When I first introduced flexible working at Microsoft and Red Bee Piero, I expected everyone to jump on the opportunity to avoid the dreaded commute and stay in the comfort of their own homes. But in both cases, several staff still came in regularly as if nothing had changed. A recent Dilbert cartoon (see above) humorously illustrated a very real and respectable notion that some people simply *want* to commute for extended periods of time to sit in fluorescent lit white-collar factories.

As a result of this experience, I identified a number of reasons why sometimes the best place to work is, indeed, the office itself:

  • HABIT – Some people just have gotten into their routine and are content to keep in their routine. One team member commuted a long distance, but he had gotten into the habit of reading books during his train journey and looked forward to the couple of hours of quite time to read every day (he was convinced that his house would not have provided him the peace and quiet or lack of distraction to enable an extended reading session)
  • CHANGE OF SCENERY – As the pandemic has unscored, we do everything at our homes – eating, sleeping, entertaining, relaxing. If we do our working there to, it can become effectively a guided cage.
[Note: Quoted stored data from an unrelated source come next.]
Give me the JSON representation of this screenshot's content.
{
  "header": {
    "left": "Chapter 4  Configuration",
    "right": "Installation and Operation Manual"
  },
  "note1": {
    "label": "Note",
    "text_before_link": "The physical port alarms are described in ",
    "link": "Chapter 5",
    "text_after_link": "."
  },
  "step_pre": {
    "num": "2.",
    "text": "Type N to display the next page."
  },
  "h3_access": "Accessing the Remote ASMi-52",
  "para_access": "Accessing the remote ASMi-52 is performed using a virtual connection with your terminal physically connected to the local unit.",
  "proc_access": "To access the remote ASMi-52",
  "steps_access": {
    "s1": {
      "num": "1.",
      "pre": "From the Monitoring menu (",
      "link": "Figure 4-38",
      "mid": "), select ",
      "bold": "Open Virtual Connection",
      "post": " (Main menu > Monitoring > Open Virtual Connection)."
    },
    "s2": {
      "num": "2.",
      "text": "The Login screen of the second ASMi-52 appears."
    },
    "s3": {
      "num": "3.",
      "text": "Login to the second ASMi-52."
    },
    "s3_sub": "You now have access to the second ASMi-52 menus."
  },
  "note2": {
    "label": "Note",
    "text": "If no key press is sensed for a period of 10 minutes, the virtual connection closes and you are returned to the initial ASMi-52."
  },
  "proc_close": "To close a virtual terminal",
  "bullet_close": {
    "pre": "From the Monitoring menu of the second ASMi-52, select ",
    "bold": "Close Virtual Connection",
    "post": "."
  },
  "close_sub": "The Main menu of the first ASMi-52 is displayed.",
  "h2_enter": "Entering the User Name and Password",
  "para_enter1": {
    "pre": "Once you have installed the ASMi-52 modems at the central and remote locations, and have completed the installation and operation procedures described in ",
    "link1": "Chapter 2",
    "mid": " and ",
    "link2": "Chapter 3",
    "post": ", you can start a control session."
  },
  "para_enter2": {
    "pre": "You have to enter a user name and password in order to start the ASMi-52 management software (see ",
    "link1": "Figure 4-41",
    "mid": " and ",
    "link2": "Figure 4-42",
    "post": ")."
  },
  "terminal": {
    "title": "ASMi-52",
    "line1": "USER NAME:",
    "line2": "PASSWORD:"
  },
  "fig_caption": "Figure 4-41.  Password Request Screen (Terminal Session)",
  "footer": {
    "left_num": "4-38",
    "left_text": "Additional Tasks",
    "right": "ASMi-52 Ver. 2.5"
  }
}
Going into a workplace can provide a welcome change of scenery to one’s life.
  • NON-OPTIMAL HOME ENVIRONMENT – Sometimes home is not as sweet as the saying says. People have shared living arrangements, limited privacy, no common space, problematic Internet connectivity, ambient noise and a whole host of other issues which make their home a non-optimal place to work and conduct video-conferences.
  • ESSENTIAL EQUIPMENT – While less and less of an issue in our increasingly digital world, some roles do require access to specialised equipment which cannot be transported to one’s home because it is too big, too expensive, too sensitive and too many other things.

While some over-ambitious workplace plans strive achieve bean-counting cost cutting by jettisoning all staff from the office space to save on rent and other bricks-and-mortar overhead, such expected savings are short-sighted. Right-spacing the work space to the staff who need or want to be there is a critical component to dynamic working.